Exercise industry backs National's 'Daily Mile' programme

A proposal by National to force all school children to exercise for 15 minutes a day is being embraced by the country's exercise industry. 

The party on Sunday proposed rolling out the 'Daily Mile' programme in schools nationwide, in an effort to combat the country's rising child-obesity rates. 

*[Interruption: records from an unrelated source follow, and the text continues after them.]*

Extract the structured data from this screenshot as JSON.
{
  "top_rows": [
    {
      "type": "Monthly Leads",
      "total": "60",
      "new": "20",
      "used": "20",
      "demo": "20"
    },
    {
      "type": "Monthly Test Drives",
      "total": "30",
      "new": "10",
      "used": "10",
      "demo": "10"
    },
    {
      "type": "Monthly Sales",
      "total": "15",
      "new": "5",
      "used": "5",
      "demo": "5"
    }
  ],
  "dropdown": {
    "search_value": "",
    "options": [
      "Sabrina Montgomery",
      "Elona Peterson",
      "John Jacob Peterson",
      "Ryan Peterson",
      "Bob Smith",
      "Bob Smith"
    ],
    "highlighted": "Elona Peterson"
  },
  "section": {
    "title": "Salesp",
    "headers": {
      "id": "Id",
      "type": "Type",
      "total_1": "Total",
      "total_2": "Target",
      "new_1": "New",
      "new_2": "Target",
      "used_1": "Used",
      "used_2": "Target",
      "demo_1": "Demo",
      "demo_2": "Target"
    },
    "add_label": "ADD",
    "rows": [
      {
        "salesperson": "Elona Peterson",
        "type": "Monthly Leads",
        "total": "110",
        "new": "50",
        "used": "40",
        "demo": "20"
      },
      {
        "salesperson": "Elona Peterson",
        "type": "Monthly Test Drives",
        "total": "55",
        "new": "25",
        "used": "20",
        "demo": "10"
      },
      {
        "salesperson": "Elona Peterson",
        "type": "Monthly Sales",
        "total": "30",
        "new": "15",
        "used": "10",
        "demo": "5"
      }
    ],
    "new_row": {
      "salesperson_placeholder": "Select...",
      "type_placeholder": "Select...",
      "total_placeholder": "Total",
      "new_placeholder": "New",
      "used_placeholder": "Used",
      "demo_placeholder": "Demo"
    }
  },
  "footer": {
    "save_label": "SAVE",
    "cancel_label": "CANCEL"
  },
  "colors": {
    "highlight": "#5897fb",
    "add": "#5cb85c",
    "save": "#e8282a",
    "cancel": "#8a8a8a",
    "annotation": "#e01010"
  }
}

The idea is based on a UK programme where kids are encouraged to walk or run for 15 minutes everyday. So far more than 9500 schools have registered for the programme in over 60 countries around the world.

Richard Beddie, chief executive of the Exercise Association of New Zealand (ExerciseNZ), an organisation that represents around 80 percent of the industry, says the programme would help push kids into leading a more active lifestyle.

"What schools and the Ministry of Education need to be doing is focusing on physical literacy and making sure that people are physically active," says Beddie.

According to a recent UNICEF report, 39 percent of children in New Zealand are either overweight or obese.

"The data is overwhelming," Michael Woodhouse, National's spokesperson for health, told The AM Show on Monday.

He says the programme would be "a start" to fighting the country's obesity rates.

"We need to be encouraging much more exercise at school," Woodhouse said.

"The overwhelming majority of New Zealand school children are not doing the one hour of exercise a day that's prescribed and we also know that a third of them are now obese according to the measurements that we use."

According to ExerciseNZ, only seven percent of five to 17-year-old are currently getting the recommended 60 minutes a day of moderate to vigorous physical activity.

"We do have a really big problem and that's manifesting itself in things like our pediatric diabetes rates and so on - so we really need to get our kids active," says Woodhouse.

Beddie says something needs to be done urgently.

"My normal reaction to government regulation is that government regulation should be the last course of action. But in this case, what we've got is actually some of the worst inactivity levels for children in the world."

So far, 14 schools are taking part in the programme in New Zealand.

National wants to implement it in all schools here by 2025.